Forschungsgesellschaft Flucht und Migration
1. In die Auseinandersetzung über den Bundeswehreinsatz in Mali ist immer wieder das Argument eingebracht worden, dass nur diejenigen über Mali sprechen sollten, die schon öfter dort waren und über regelmäßige Kontakte verfügen. Es stimmt, dass allererst Afrikaner*innen selbst über Afrika sprechen sollen. Allerdings: Ein Schwerpunkt unserer Arbeit liegt auf der Kritik des EU-Engagements im Sahel. Und um krumme Geschäfte, Rüstungsexporte, Militärexpeditionen und die Schließung der Grenzen zu kritisieren, müssen wir nicht in den Sahel reisen. Die Dokumentation dieser Schweinereien ist aus dem Herzen der Bestie manchmal viel besser möglich.
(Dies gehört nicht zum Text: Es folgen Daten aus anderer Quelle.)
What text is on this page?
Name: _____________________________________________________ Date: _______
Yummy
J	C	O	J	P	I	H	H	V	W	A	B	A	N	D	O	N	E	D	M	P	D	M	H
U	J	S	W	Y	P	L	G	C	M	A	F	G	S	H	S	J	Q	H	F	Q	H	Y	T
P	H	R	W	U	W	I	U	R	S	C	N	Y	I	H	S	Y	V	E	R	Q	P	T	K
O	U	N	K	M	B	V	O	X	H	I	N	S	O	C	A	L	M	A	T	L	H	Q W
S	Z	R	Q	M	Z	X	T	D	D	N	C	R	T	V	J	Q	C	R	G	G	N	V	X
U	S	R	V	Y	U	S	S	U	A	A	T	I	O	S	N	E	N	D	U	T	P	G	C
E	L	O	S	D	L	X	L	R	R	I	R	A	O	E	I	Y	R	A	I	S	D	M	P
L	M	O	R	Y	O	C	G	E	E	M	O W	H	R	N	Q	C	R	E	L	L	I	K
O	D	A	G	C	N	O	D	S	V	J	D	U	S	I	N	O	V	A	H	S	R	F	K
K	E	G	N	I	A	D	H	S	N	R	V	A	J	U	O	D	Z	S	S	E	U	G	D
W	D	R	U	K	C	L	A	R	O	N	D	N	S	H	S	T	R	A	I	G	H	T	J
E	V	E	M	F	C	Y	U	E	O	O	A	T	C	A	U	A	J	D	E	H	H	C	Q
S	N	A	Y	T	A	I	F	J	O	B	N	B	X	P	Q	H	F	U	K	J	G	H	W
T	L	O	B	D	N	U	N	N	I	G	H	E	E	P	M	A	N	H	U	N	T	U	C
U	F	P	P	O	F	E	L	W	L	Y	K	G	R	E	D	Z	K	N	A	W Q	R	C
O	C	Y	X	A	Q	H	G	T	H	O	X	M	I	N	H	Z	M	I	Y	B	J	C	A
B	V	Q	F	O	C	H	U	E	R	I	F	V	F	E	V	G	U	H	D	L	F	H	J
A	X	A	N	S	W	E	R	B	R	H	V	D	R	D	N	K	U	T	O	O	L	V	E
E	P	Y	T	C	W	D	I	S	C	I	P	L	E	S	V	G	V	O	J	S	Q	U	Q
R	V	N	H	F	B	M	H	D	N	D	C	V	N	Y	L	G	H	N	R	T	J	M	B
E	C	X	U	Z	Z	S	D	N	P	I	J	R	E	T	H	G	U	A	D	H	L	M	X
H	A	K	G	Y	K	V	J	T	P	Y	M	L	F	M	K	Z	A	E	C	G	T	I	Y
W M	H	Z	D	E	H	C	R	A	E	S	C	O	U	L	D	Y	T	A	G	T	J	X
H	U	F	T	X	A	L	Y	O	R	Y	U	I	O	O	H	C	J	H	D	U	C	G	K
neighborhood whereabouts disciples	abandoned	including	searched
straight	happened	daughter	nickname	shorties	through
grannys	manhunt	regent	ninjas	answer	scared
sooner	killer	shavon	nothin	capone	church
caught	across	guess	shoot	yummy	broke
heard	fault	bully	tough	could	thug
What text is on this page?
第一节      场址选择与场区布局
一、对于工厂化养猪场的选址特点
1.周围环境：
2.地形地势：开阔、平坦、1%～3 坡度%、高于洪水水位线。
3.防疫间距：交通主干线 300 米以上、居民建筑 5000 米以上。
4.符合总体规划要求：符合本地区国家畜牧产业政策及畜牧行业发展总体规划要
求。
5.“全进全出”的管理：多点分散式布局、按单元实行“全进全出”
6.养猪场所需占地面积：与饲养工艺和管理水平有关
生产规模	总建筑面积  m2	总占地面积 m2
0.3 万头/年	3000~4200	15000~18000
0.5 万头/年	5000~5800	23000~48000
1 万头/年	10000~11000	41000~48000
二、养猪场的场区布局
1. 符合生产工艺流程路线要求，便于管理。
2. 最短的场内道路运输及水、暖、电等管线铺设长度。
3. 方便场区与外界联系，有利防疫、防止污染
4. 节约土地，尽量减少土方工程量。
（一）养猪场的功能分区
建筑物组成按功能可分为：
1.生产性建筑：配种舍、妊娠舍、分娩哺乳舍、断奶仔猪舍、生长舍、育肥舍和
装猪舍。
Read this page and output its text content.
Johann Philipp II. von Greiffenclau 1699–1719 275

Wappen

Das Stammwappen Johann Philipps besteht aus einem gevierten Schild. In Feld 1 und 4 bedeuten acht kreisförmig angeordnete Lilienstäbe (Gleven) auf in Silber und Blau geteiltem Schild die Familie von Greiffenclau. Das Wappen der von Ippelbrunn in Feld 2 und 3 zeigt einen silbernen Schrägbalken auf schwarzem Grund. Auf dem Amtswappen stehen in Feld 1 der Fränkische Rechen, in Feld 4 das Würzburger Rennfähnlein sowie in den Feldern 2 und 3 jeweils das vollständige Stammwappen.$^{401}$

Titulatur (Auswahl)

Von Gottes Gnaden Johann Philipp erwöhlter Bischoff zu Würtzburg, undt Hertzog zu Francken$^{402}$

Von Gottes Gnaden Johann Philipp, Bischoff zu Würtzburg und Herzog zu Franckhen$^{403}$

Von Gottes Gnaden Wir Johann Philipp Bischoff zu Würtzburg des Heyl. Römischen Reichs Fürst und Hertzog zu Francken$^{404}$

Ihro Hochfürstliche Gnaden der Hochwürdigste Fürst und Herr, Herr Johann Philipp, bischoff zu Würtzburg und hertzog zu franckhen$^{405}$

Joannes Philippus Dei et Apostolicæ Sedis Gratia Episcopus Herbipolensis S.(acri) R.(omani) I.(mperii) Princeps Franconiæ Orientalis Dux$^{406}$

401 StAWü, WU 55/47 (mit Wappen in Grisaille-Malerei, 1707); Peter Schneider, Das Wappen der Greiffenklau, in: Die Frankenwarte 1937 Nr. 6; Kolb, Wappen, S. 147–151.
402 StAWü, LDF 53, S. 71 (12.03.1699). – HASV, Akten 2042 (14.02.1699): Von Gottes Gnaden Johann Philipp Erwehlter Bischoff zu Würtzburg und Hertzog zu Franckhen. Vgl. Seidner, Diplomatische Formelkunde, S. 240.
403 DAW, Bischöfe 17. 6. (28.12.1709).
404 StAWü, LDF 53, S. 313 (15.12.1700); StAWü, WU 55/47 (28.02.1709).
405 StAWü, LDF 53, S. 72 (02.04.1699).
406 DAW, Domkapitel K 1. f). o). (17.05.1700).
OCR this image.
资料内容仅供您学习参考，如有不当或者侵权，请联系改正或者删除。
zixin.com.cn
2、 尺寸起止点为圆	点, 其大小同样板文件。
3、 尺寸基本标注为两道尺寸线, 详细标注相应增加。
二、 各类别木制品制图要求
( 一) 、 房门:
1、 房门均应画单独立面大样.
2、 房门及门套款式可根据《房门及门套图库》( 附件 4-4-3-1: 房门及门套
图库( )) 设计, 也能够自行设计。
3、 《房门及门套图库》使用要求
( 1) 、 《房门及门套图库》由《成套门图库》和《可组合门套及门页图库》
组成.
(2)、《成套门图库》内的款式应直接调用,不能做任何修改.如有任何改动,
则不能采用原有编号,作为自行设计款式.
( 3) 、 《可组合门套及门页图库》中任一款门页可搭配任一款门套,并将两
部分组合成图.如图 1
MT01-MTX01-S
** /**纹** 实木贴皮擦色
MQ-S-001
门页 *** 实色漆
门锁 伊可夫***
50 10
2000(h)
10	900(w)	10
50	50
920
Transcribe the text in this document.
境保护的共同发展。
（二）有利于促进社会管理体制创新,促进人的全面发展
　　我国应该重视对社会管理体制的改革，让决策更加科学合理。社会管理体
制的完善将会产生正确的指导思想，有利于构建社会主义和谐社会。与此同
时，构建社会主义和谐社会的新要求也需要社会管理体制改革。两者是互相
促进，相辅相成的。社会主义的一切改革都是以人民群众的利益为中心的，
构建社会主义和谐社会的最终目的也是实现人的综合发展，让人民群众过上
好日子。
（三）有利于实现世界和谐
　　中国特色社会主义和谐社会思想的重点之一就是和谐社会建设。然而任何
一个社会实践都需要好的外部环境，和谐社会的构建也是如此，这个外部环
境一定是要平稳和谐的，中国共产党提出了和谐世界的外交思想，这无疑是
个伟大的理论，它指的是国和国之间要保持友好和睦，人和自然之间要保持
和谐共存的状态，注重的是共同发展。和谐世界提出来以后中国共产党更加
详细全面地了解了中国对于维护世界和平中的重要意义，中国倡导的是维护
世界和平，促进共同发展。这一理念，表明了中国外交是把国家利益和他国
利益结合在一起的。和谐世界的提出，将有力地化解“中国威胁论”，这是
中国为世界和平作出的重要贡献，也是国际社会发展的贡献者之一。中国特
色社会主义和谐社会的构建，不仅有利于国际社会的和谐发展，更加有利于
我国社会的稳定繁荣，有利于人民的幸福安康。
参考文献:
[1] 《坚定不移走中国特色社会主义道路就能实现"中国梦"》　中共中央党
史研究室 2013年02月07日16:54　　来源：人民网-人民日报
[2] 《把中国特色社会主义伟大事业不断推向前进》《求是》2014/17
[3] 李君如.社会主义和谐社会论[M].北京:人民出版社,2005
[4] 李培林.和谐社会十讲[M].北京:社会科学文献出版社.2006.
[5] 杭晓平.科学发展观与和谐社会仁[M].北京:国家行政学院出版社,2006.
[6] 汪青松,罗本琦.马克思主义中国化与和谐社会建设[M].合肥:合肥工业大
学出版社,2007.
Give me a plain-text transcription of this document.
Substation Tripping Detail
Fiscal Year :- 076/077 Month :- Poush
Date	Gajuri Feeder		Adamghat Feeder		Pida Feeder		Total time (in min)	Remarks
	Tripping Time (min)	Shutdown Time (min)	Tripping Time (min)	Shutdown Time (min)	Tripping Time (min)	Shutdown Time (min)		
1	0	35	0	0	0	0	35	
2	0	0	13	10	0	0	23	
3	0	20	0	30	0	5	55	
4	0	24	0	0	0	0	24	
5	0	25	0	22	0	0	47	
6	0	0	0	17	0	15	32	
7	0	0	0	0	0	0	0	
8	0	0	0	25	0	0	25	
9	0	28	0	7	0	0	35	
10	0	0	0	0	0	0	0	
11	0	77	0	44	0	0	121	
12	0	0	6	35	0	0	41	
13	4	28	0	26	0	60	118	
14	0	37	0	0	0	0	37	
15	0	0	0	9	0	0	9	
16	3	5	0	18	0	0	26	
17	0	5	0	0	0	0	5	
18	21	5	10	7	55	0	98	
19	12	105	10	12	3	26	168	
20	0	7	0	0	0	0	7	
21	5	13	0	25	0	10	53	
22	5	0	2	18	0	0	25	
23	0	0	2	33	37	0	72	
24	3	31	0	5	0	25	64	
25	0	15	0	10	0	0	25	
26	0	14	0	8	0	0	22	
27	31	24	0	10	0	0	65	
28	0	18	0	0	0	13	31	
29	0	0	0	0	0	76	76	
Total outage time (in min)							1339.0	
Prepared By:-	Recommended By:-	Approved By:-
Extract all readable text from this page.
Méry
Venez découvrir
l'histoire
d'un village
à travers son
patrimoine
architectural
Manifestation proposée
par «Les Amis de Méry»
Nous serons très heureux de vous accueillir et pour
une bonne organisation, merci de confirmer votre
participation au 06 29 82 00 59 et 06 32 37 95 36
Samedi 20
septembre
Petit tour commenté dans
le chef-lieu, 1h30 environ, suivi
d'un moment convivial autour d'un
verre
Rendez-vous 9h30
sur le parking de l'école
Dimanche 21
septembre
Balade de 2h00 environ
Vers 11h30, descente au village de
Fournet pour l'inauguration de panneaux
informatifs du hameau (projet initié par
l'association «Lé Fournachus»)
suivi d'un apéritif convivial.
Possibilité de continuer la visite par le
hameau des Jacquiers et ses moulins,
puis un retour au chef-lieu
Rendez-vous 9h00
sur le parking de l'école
Außerdem: Niemand kann für „Mali“ sprechen. In diesem postkolonialen Staat sind, wie fast im gesamten Sahel außerhalb der Hauptstädte, alle Regionen zur „Roten Zone“ erklärt worden – No-Go-Areas für NGOs und teils für die Staatsorgane selbst. Infolge des Putsches zieht sich zur Zeit auch das Militär nach Bamako zurück, denn dort werden Gelder und Positionen jetzt neu verteilt.
Wenn über „Mali“ berichtet wird, kommt der Bericht aus Bamako. In Bamako leben 2,5 Mill. von den 18,5 Mill. Menschen in Mali. Es ist ein großes Staatsgebiet mit einer hohen Diversität und 35 Sprachen. 60% der Menschen leben auf dem Land und haben keinen Empfang und keine Stimme. Sehr viele junge Menschen vom Land leben eine Zeitlang in Bamako, in den Provinzstädten oder in den Nachbarländern, aber sie haben genug damit zu tun, ihren Kopf über Wasser zu halten und etwas Geld zu verdienen. Sie sind nicht „politisch“ im engeren Sinne, aber sie sind mobil und erfinderisch. Sie leben gewissermaßen in einer Gegenwelt zur Politik, die sich von unten ständig neu erschafft.
Die Politik wird von einer eher kleinen, frankophonen, akademisch ausgebildeten und in staatsnahe Strukturen eingebundenen Schicht vertreten oder – als Opposition – kritisiert. Menschen aus dieser Schicht leben in einem Raum der Gouvernementalité, der zwischen den Staatsorganen und NGOs aufgespannt wird. Fast nur Menschen aus dieser Schicht sprechen zu uns, auf Französisch – aber sprechen sie wirklich im Namen der dortigen Bevölkerungsmehrheiten?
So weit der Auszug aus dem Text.